Работа в еженедельнике пришлась очень кстати — Кате очень не нравилась скорость, с которой тратились деньги, вырученные от продажи родительской квартиры. Квартира у родителей была большая, оставшаяся от деда — большого и сильно засекреченного физика. Засекречен он был настолько, что Катя видела его всего два или три раза в жизни. Последнее их свидание состоялось, когда дед лежал в блестящем красном гробу, установленном в кузове специальной машины, и готовился к поездке в крематорий. Кате тогда было шестнадцать лет, и похороны этого постороннего пожилого человека оставили ее вполне равнодушной. Каким-то образом Катиным родителям разрешили переехать в его квартиру — возможно, в знак благодарности за его былые заслуги, а может быть, в качестве аванса: Катин отец, хоть и был куда менее засекреченным, работал в том же ведомстве и к сорока годам достиг многого. Злые языки поговаривали, что его успехи во многом объясняются тем, что он женат на дочери своего начальника. Катя мучилась, когда в школе или во дворе до нее доносились отголоски этих сплетен, и дралась жестоко и беспощадно, не признавая поражений и потому всегда, в конечном итоге, одерживая победы. На нее жаловались, предъявляя расквашенные носы и подбитые глаза жертв, вопиющие к небу об отмщении. Отец, угрюмый молчун, всегда, сколько помнила его Катя, погруженный в работу, безмолвно озирал нанесенные его чадом увечья и, пожав плечами, уходил в кабинет, предоставляя маме самой улаживать конфликт. Мама плакала, но Катя была тверда — в молчании отца ей чудилось одобрение. Скорее всего, так оно и было — отец говорил редко, и она с детства научилась понимать его молчание. Гораздо позже она с удивлением поняла, что мама так никогда и не овладела этим искусством, казавшимся ее дочери таким же естественным, как дыхание.

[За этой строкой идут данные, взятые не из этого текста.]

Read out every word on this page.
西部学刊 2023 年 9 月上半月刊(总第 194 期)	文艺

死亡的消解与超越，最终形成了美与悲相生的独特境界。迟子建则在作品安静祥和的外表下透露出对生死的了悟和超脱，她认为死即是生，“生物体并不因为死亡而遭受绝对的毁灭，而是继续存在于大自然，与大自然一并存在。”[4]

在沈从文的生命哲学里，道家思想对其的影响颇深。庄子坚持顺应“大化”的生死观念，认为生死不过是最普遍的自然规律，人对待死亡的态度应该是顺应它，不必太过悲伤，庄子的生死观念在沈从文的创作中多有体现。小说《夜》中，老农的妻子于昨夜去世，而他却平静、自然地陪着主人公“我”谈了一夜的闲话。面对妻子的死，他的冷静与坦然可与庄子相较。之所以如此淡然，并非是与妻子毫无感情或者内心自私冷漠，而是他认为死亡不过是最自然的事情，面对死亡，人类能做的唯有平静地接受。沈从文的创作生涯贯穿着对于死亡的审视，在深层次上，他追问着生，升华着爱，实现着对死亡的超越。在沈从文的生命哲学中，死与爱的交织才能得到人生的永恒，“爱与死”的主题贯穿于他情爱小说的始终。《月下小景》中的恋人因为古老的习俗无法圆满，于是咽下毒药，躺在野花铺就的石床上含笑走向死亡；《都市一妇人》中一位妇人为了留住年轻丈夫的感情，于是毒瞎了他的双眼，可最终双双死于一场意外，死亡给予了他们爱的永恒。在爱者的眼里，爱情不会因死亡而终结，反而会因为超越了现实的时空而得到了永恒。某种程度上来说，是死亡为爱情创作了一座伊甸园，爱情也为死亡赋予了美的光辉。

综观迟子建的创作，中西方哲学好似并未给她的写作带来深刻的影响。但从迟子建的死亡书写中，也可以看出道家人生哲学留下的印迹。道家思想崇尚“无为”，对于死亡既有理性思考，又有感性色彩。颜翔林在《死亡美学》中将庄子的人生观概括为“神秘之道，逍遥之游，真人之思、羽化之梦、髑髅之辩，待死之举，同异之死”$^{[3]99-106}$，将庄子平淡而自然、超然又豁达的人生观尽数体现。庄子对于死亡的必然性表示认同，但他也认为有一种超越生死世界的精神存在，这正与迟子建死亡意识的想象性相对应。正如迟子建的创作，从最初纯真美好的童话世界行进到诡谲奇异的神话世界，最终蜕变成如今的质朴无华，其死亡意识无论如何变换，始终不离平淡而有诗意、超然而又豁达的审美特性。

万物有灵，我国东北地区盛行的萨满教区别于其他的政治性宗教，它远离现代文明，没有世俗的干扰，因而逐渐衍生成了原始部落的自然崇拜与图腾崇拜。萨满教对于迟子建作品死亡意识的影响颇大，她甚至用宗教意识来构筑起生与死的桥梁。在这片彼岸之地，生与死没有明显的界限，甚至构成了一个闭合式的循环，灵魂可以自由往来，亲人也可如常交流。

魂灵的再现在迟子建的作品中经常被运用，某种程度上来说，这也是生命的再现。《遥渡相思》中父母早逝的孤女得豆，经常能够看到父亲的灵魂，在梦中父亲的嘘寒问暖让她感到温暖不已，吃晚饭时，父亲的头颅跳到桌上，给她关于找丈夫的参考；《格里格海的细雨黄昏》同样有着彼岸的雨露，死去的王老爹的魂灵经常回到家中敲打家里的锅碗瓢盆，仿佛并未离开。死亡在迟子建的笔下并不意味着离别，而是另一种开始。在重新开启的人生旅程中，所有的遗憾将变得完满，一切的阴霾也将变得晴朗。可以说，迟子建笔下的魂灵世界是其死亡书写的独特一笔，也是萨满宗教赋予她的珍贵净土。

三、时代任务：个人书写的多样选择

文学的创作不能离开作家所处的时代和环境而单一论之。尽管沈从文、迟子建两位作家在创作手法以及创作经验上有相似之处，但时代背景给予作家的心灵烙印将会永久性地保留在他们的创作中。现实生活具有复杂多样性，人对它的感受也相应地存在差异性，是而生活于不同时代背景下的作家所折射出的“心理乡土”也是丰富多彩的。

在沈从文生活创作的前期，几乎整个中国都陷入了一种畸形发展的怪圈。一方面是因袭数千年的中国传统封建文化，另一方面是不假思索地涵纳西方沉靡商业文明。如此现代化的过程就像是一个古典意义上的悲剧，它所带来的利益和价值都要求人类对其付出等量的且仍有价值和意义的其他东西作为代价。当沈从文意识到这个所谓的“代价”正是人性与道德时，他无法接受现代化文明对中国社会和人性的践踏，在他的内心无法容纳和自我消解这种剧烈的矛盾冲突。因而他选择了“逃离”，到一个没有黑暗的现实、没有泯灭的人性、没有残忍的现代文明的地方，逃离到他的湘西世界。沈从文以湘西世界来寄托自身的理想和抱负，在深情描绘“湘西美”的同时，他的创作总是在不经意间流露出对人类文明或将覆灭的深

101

Тряхнув головой, она залпом выпила едкое содержимое рюмки и глубоко затянулась сигаретой. “Воспоминаниям место на полке, — в который уже раз решила она, — а тебе, моя милая, давно пора на боковую.” Странно, но сон как рукой сняло. Тишина в квартире угнетала, Катя почти физически ощущала ее давящий вес. Невольно она вспомнила, какой тяжелой была тишина в большой дедовской квартире после того, как родители погибли в автомобильной катастрофе и она осталась одна. Она бродила из одной огромной комнаты в другую, проводя рукой по лоснящимся тусклым блеском реликтовым шкафам и сервантам, трогая потертый плюш глубоких кресел, легонько прикасаясь к тяжелой ткани портьер и до звона в ушах вслушиваясь в тишину. Фотографии смотрели на нее со стен, не сводя застывших глаз с ее ссутуленной фигуры, бесшумно двигавшейся по квартире. Она выдержала три месяца этой тишины, а потом продала квартиру, переехав в этот скворечник под самой крышей шестнадцатиэтажной башни, облицованной уже начавшей сыпаться белой фасадной плиткой. Реликтовую мебель и тяжелые портьеры она продала вместе с квартирой, взяв за все это великолепие какие-то гроши: подумать было страшно — тащить все это на шестнадцатый этаж, да и не вместила бы ее новая квартира этих полированных монстров довоенной выделки.

Она торопливо налила себе еще и выплеснула спиртное в рот, не почувствовав вкуса. “Хватит, подруга, — сказала она себе. — Не ровен час, ты еще начнешь себя жалеть.”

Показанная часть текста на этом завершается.